Restore Procedure: Step-by-Step Recovery

When disaster strikes, you need a reliable restore procedure.

Step 1: Verify Available Backups

bash
velero backup get

Step 2: Inspect a Specific Backup

bash
velero backup describe task-api-production-daily-20241230020000 --details

Step 3: Create a Restore

bash
velero restore create restore-production-20241230 \ --from-backup task-api-production-daily-20241230020000 \ --include-namespaces production \ --restore-volumes=true

Step 4: Monitor Restore Progress

bash
velero restore describe restore-production-20241230 --details velero restore wait restore-production-20241230

Step 5: Verify the Restore

Check that resources are restored:

bash
kubectl get deployments -n production kubectl get services -n production kubectl get pvc -n production

Step 6: Validate Application Functionality

bash
kubectl port-forward svc/task-api 8000:8000 -n production & curl http://localhost:8000/health

Try With AI

These prompts help you apply Velero patterns to your backup requirements.

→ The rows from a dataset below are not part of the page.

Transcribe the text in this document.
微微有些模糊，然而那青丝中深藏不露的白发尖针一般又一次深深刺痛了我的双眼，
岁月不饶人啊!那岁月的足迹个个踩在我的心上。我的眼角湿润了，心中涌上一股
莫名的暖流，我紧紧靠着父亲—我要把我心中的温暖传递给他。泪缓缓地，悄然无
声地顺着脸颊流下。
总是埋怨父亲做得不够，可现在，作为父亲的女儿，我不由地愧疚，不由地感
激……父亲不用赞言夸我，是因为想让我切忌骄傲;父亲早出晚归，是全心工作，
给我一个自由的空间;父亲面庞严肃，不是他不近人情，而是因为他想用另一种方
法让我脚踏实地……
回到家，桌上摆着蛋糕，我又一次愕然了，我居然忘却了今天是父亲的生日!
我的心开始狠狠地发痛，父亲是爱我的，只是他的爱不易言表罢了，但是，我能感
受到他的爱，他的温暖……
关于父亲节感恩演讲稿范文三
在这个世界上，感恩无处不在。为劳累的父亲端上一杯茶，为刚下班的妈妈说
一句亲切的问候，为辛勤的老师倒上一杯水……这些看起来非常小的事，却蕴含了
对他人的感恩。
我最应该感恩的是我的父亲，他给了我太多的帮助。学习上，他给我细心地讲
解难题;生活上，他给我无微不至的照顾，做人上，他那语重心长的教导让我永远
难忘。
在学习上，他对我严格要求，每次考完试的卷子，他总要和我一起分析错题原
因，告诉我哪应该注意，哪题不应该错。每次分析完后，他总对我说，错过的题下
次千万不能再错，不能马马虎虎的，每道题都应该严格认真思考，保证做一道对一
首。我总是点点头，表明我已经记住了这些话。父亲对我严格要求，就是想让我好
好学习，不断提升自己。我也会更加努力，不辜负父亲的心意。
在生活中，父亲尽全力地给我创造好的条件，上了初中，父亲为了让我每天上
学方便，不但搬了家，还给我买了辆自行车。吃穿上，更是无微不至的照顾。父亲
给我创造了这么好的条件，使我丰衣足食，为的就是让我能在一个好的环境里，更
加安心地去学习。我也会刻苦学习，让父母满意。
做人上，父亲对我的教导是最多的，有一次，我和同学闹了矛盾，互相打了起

Prompt 1 (Backup Strategy Design):

text
I'm designing a backup strategy for my cluster: - Task API (FastAPI + PostgreSQL) - Inference Service (stateless, connects to external LLMs) - Redis cache (ephemeral) Help me decide: 1. Which components need Velero backups vs just Helm charts? 2. What backup frequency for each? 3. Which need database hooks?

Prompt 2 (Multi-Cluster Backup Architecture):

text
I have three clusters: dev, staging, production. I want to: - Back up production daily to S3 - Keep 7-day retention in dev, 30-day in staging, 90-day in production Design the BackupStorageLocation and Schedule configurations for this setup.

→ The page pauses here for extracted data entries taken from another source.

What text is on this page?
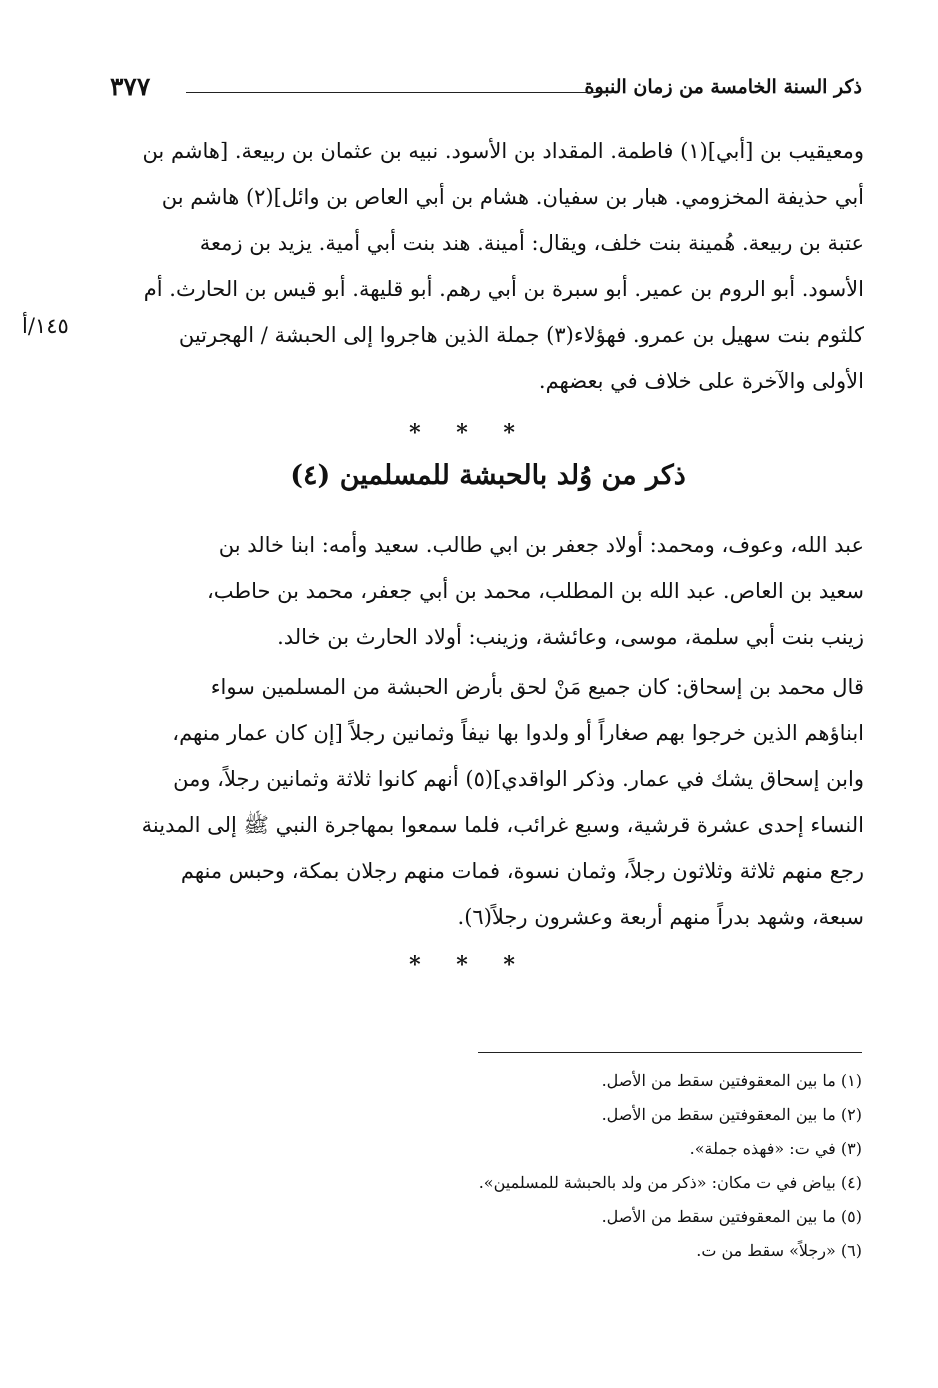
ذكر السنة الخامسة من زمان النبوة
٣٧٧
ومعيقيب بن [أبي](١) فاطمة. المقداد بن الأسود. نبيه بن عثمان بن ربيعة. [هاشم بن
أبي حذيفة المخزومي. هبار بن سفيان. هشام بن أبي العاص بن وائل](٢) هاشم بن
عتبة بن ربيعة. هُمينة بنت خلف، ويقال: أمينة. هند بنت أبي أمية. يزيد بن زمعة
الأسود. أبو الروم بن عمير. أبو سبرة بن أبي رهم. أبو قليهة. أبو قيس بن الحارث. أم
كلثوم بنت سهيل بن عمرو. فهؤلاء(٣) جملة الذين هاجروا إلى الحبشة / الهجرتين
الأولى والآخرة على خلاف في بعضهم.
١٤٥/أ
* * *
ذكر من وُلد بالحبشة للمسلمين (٤)
عبد الله، وعوف، ومحمد: أولاد جعفر بن ابي طالب. سعيد وأمه: ابنا خالد بن
سعيد بن العاص. عبد الله بن المطلب، محمد بن أبي جعفر، محمد بن حاطب،
زينب بنت أبي سلمة، موسى، وعائشة، وزينب: أولاد الحارث بن خالد.
قال محمد بن إسحاق: كان جميع مَنْ لحق بأرض الحبشة من المسلمين سواء
ابناؤهم الذين خرجوا بهم صغاراً أو ولدوا بها نيفاً وثمانين رجلاً [إن كان عمار منهم،
وابن إسحاق يشك في عمار. وذكر الواقدي](٥) أنهم كانوا ثلاثة وثمانين رجلاً، ومن
النساء إحدى عشرة قرشية، وسبع غرائب، فلما سمعوا بمهاجرة النبي ﷺ إلى المدينة
رجع منهم ثلاثة وثلاثون رجلاً، وثمان نسوة، فمات منهم رجلان بمكة، وحبس منهم
سبعة، وشهد بدراً منهم أربعة وعشرون رجلاً(٦).
* * *
(١) ما بين المعقوفتين سقط من الأصل.
(٢) ما بين المعقوفتين سقط من الأصل.
(٣) في ت: «فهذه جملة».
(٤) بياض في ت مكان: «ذكر من ولد بالحبشة للمسلمين».
(٥) ما بين المعقوفتين سقط من الأصل.
(٦) «رجلاً» سقط من ت.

Prompt 3 (Compliance-Driven Verification):

text
My company needs to comply with SOC 2 Type II. The auditor asks: 1. How do you ensure backups are encrypted at rest? 2. How do you verify backup integrity? 3. Can you prove restore procedures work? Show me how to configure Velero to answer these questions with evidence.

Safety Note

Restore operations can overwrite existing resources. Always use --include-namespaces to target specific namespaces. Test restores in non-production environments first. The --dry-run flag shows what would be restored without actually modifying the cluster.